# Pacific Ale Question



## milob40 (14/10/11)

i'm gonna have a crack at a pacific ale (stone and wood)
what ibu should i be aiming for, around 25 maybe?
30, 15, and 5 min editions of galaxy
will use perle ale malt with some wheat


----------



## MarkBastard (14/10/11)

I reckon the real one is probably low 20's. I'd be aiming for 30 personally but that's just how I roll


----------



## milob40 (14/10/11)

Mark^Bastard said:


> I reckon the real one is probably low 20's. I'd be aiming for 30 personally but that's just how I roll


thanks bloke, do you think the edition timing is ok? it will be a chill brew.


----------



## MarkBastard (14/10/11)

Yeah I don't see anything wrong with that. Dry hop in the fermenter as well though.


----------



## ashley_leask (14/10/11)

milob40 said:


> i'm gonna have a crack at a pacific ale (stone and wood)
> what ibu should i be aiming for, around 25 maybe?
> 30, 15, and 5 min editions of galaxy
> will use perle ale malt with some wheat



I'm not sure about the 30m addition, unless it's tiny you'll get a lot of IBUs out of it, relative to a target of 25 or so, and if it _is _small, it probably won't contribute a lot of flavour. I'd do 15,10,5 and dry hop if it was me, but I've never tried to make this before myself.


----------



## loikar (14/10/11)

You're looking at IBU's of about 20 -22.
This beer is all bout flavor and aroma.

give it a decent flame out and dry hop the shit out of it.


----------



## argon (14/10/11)

I'd keep the 30 (even just put a gram or 2 in at the start of the boil) to encourage some break material to form in the boil.
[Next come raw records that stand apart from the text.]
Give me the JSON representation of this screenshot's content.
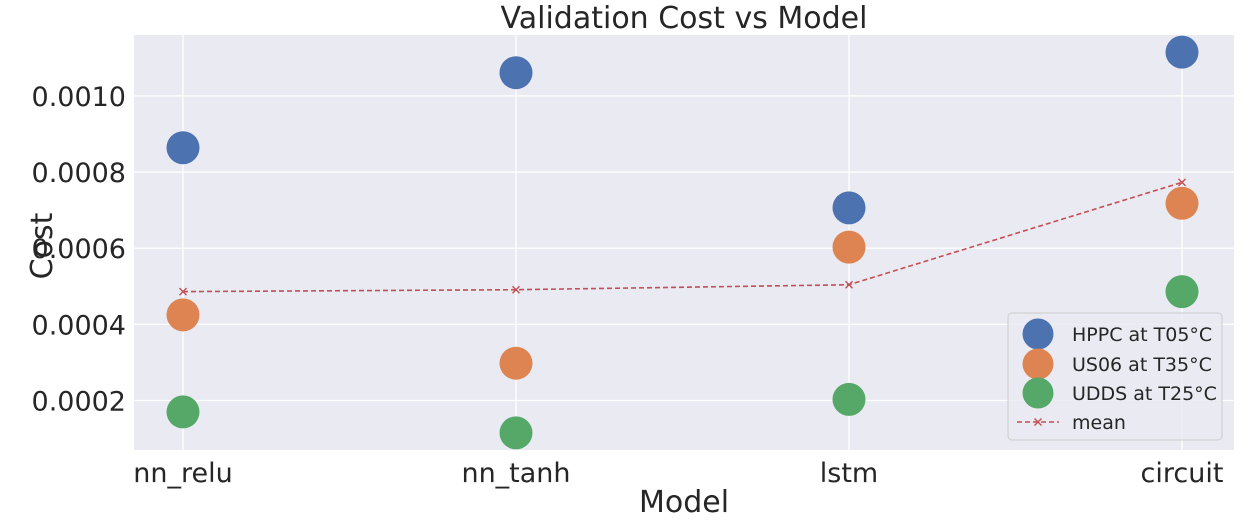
{
  "chart_data": {
    "type": "scatter",
    "title": "Validation Cost vs Model",
    "xlabel": "Model",
    "ylabel": "Cost",
    "categories": [
      "nn_relu",
      "nn_tanh",
      "lstm",
      "circuit"
    ],
    "ylim": [
      7e-05,
      0.00116
    ],
    "yticks": [
      0.0002,
      0.0004,
      0.0006,
      0.0008,
      0.001
    ],
    "ytick_labels": [
      "0.0002",
      "0.0004",
      "0.0006",
      "0.0008",
      "0.0010"
    ],
    "grid": true,
    "legend_position": "lower-right",
    "series": [
      {
        "name": "HPPC at T05°C",
        "kind": "marker",
        "color": "#4c72b0",
        "values": [
          0.000864,
          0.001061,
          0.000706,
          0.001115
        ]
      },
      {
        "name": "US06 at T35°C",
        "kind": "marker",
        "color": "#dd8452",
        "values": [
          0.000425,
          0.000298,
          0.000603,
          0.000718
        ]
      },
      {
        "name": "UDDS at T25°C",
        "kind": "marker",
        "color": "#55a868",
        "values": [
          0.00017,
          0.000115,
          0.000203,
          0.000486
        ]
      },
      {
        "name": "mean",
        "kind": "line",
        "color": "#c44e52",
        "values": [
          0.000486,
          0.000491,
          0.000504,
          0.000773
        ]
      }
    ]
  }
}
Low to mid 20s would be ok... but i'm like M^B i'd go 30... probably as my palate is used to 50+ most of the time


----------



## MarkBastard (14/10/11)

Dunno if this is the best way to explain it, but I find if a beer has heaps of late hops and is only 20IBU it tastes sort of watery, unless it's highly carbed.

I'd rather normal ale carbonation and higher IBU.

Again just my opinion.


----------



## milob40 (15/10/11)

i compromised,,, 25 min 10 min 5 min and hop tea into fv. (only just had enough galaxy so this is the reason i tweeked it.


----------